Should a woman always take her husband’s last name upon marriage?

  • It is not a legal requirement for a woman to change her last name to her husband’s once they get married.
  • Although it is generally required to apply at the Department of Home Affairs to change a surname, no application is necessary in the following circumstances:
  • where a woman assumes the surname of her husband;
  • where a divorced woman or a widow, resumes any surname she had previously, such as her maiden name;
  • where a woman adds another surname to her current surname after marriage, such as a double-barrelled surname.
  • If a woman decides to assume a different surname in one of the abovementioned circumstances, she must still notify the Department of Home Affairs in writing of same to update the population register.
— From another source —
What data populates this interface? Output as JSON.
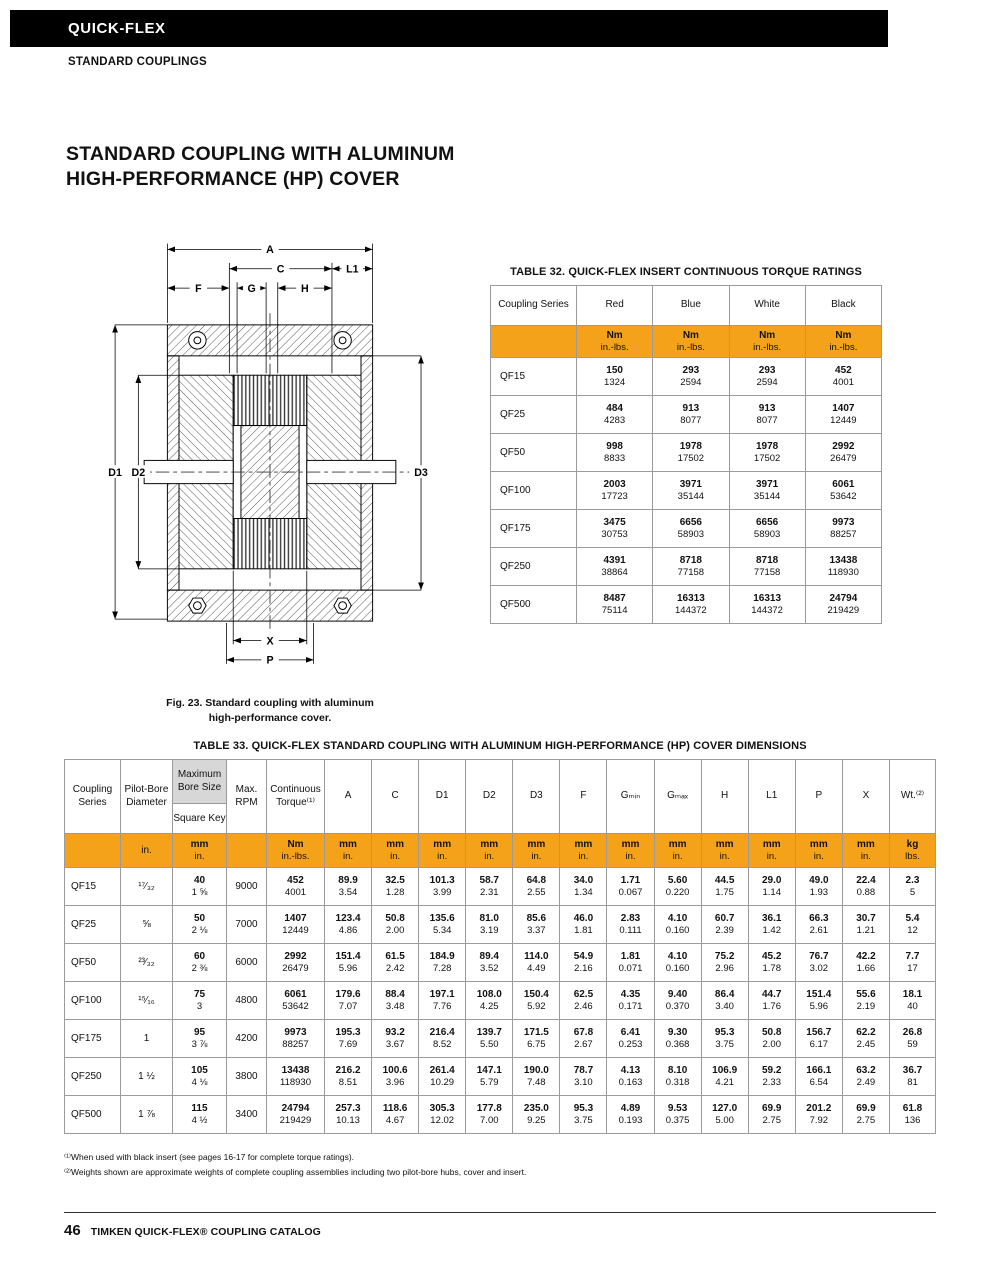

Is polyandry legal in South African law?

  • Polyandry refers to instances where a woman has more than one husband at the same time.
  • It is not legal in South Africa at the moment. However, the Department of Home Affairs gazetted a new green paper for the Marriage Act, proposing that polyandry be recognised.
  • One of the reasons why this proposal was put forward, was because South African law currently recongnises polygamy (where a man can have more than one wife at the same time).
  • The South African Government is working on making the institution of marriage more inclusive, hence the proposed polyandry legislation.
  • If the proposal is signed off and becomes legal, this will show that the Government acknowledges that everyone in the country is equal no matter their gender.

Did you know…

Surrogacy is legal in South Africa and is a viable option for couples and single persons who cannot have their own children.